Esto sucedió hace mucho, cuando los españoles descubrieron
lo lindo de las sierras de Córdoba y el Valle de Calamuchita, y quisieron
quedarse con todo sin reconocer a sus verdaderos dueños: la conquista de
América había comenzado.
Una tarde destemplada, los comechingones que trataban como
siempre con mucha dedicación y cuidado en sus tierras, intentaban preservar sus
cultivos del inesperado ventarrón. Desde muy lejos, casi al final del valle,
observaron un tumulto de polco y bestias que avanzaban hacia ellos. Se
asustaron muchísimo, nunca habían visto nada igual. Al acercarse el belicoso
grupo vieron que eran hombres de piel blanca, sobre animales parecidos a sus
llamas pero diferentes, con pelo en lugar de lana y cuello más corto. Mientras
intentaban mirar bien de que se trataba se dieron cuenta de que esos extraños
venían cargados de armas y avanzaban con cara de poco amigos sobre ellos. Con
una gran fuerza de voluntad, vencieron su miedo y como hombres del cacique
comechingón Ipachi Naguan, lucharon contra los blancos.
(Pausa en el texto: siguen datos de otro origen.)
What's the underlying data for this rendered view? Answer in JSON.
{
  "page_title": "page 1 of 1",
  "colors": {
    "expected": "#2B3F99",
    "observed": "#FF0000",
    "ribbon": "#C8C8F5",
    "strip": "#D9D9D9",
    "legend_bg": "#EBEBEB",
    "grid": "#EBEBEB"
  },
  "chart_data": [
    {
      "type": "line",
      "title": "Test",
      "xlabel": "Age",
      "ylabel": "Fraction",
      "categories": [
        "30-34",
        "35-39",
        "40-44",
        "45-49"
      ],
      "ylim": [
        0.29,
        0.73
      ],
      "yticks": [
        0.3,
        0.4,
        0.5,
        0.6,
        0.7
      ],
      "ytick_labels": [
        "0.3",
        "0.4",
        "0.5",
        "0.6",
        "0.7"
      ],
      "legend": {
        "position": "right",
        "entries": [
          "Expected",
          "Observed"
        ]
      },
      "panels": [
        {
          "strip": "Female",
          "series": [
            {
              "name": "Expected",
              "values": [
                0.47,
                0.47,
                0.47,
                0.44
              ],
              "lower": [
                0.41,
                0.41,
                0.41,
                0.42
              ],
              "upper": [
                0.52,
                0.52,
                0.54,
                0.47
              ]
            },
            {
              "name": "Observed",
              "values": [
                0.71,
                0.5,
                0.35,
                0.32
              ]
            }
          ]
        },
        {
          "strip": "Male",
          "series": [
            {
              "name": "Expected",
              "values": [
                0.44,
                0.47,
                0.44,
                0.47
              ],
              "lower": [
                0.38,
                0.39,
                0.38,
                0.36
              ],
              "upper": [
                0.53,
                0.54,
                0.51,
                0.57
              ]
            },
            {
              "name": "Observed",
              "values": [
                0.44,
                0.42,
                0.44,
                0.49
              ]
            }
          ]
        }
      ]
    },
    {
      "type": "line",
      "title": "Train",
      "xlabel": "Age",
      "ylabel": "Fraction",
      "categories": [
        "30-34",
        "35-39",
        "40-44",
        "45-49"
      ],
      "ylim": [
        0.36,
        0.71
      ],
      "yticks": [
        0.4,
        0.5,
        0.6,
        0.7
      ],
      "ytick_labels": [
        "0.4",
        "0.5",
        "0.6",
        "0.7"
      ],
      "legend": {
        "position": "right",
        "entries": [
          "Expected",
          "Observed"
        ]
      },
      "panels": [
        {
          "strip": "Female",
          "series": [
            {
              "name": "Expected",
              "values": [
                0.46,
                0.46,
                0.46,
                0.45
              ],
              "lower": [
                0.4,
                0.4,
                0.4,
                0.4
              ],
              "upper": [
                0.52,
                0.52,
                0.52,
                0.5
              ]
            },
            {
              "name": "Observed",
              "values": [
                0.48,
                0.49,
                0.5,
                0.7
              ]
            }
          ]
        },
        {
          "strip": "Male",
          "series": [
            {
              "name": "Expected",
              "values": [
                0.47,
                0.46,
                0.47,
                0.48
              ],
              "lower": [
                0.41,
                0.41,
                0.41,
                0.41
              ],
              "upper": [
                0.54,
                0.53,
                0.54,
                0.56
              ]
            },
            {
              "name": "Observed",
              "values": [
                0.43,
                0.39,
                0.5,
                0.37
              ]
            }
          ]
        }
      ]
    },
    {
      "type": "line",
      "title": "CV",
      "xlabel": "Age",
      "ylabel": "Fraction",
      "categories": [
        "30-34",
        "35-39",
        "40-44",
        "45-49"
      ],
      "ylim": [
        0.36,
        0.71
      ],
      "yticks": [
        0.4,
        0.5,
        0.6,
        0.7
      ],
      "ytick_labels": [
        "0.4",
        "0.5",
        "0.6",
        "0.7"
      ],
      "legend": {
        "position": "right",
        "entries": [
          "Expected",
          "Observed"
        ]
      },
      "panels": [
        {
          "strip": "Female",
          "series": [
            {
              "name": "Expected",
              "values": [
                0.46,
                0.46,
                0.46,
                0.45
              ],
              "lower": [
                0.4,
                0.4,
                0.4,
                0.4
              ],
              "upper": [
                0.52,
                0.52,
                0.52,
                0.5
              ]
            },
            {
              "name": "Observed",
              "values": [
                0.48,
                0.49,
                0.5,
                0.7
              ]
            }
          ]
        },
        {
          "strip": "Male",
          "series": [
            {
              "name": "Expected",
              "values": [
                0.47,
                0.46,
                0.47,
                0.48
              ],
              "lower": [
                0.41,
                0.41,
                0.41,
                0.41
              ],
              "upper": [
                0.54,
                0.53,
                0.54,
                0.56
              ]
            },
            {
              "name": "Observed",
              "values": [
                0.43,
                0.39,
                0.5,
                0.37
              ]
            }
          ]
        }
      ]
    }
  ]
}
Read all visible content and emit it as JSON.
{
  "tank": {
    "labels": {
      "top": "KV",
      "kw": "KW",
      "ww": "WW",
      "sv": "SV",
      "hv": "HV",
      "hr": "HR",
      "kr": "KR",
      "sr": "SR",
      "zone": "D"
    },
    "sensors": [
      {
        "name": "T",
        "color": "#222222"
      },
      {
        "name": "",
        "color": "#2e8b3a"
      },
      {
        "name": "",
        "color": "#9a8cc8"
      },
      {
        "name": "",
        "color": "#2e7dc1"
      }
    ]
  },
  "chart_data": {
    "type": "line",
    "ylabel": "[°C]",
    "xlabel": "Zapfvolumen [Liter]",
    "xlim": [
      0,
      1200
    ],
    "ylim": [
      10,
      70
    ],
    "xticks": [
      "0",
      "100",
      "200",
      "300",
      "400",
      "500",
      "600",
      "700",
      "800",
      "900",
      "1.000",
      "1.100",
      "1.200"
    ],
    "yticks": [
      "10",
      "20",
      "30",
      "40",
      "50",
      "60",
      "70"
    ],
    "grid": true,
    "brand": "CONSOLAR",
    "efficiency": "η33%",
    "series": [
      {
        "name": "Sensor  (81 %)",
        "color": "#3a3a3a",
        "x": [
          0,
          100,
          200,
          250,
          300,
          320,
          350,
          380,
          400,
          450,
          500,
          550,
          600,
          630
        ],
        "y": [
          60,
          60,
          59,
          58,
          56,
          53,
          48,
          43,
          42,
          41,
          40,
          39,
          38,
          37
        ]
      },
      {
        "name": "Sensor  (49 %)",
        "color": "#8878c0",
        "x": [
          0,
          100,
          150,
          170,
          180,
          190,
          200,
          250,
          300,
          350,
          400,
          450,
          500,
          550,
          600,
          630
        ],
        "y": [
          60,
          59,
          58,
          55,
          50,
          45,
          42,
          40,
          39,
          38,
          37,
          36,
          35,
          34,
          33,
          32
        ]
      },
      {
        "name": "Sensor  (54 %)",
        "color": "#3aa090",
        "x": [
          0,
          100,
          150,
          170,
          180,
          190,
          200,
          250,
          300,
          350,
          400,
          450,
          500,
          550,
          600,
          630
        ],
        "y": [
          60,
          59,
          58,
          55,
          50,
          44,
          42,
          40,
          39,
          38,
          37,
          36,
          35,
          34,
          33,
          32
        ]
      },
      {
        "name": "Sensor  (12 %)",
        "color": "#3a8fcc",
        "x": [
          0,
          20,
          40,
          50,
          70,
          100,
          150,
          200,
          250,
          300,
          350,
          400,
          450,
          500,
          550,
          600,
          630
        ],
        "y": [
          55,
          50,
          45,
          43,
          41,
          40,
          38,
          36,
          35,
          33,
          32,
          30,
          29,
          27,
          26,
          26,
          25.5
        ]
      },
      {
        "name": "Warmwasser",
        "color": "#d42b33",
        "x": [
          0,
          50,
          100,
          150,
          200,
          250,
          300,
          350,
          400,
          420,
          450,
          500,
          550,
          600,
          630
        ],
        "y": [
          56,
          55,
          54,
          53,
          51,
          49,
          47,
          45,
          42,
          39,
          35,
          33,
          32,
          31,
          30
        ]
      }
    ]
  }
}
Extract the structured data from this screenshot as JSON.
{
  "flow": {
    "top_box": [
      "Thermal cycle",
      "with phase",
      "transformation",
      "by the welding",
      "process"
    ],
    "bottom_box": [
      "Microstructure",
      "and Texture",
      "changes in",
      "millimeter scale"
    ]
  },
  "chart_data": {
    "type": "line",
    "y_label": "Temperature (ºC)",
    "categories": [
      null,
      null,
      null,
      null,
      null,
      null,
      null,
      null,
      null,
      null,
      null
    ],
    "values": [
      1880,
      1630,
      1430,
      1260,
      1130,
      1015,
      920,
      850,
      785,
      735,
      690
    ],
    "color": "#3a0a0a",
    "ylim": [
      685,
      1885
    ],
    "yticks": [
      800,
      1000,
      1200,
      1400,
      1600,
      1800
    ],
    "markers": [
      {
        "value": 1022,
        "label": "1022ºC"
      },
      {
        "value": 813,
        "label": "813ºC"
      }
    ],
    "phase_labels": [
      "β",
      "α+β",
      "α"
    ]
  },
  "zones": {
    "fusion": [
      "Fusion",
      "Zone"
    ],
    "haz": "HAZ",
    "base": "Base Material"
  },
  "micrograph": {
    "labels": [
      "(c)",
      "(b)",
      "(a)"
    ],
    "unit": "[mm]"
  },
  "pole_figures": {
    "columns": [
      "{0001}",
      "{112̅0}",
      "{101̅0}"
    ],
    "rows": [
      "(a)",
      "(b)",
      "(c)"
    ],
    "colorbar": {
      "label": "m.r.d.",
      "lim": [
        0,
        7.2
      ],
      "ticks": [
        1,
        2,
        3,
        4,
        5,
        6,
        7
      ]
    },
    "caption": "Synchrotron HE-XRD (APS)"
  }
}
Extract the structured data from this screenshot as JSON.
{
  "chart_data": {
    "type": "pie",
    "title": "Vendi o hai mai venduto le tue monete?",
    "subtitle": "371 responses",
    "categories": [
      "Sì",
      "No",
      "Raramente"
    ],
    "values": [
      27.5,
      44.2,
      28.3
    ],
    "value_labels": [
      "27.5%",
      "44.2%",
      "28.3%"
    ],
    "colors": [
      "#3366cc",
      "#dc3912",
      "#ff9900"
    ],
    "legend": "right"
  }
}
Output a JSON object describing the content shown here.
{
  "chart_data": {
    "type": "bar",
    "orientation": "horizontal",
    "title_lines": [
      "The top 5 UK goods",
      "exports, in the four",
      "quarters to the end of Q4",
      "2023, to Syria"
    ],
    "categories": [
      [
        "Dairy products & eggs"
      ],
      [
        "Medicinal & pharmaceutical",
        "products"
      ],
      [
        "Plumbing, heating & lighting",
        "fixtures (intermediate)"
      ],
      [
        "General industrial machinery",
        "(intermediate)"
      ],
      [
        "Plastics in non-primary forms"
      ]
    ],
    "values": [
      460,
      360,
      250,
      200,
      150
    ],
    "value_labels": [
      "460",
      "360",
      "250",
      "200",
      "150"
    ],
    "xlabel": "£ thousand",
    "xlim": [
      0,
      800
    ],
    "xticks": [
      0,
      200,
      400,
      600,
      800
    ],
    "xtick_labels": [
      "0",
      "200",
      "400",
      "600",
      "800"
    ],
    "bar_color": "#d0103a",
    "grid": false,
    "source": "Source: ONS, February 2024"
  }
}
El combate duró mucho, demasiado, y el hambre y el cansancio
fueron agotando a los comechingones. Ipachi Naguan consultó a los sabios y
estos le aconsejaron que otorgara descanso a su pueblo, de lo contrario, todo
se perdería. El cacique decidió guiar a su gente hacia un bosque de algarrobos.
Les costó mucho llegar, no solo estaban exhaustos y hambrientos sino tristes y
desolados.
¿Cómo podrían vencer a estos extraños invasores si ni
siquiera entendían sus modos de atacarlos con esas sofisticadas y totalmente
desconocidas armas?
Ipachi Niaguan resultaba un buen jefe, y bajo ninguna
circunstancia iba a dejar que su pueblo sucumbiera ante el primer gran escollo,
entonces, recién llegados a aquel bosque frondoso, protegidos momentáneamente
de los ataques pero no del hambre que los carcomía, el cacique pidió a los
dioses, con toda humildad pero con gran firmeza que cuidaran a sus mujeres y
niños.
El tiempo transcurría y nada pasaba, todo parecía perdido,
los comechingones sentían la proximidad de la muerte. ¿Era posible que esto
sucediera sin que los dioses se apiadaran de ellos?. Entonces ocurrió lo
inesperado: las ramas de los algarrobos comenzaron a sacudirse de tal modo que
en un principio hubo quien pensara en el posible enojo de las divinidades; pero
vieron fascinados que desde las alturas comenzaban a caer una maravillosa
lluvia de frutos que se abrieron, y obsequiosos, dejaron ver sus semillas.
Esas algarrobas fueron el mejor alimento para los indígenas,
con el mismo respeto que tenían por todos los frutos de la tierra, tomaron con
sus aún doloridas manos el regalo divino. Y, luego de compartir sus rezos de
agradecimiento, comieron hasta que la fuerza volvió a sus debilitados cuerpos.
Después rieron y cantaron: se sintieron plenos de confianza. Entonces, volvieron a la batalla y vencieron a los españoles: el fruto de los algarrobos había salvado, al menos esa primera vez, a los habitantes de aquella tierra.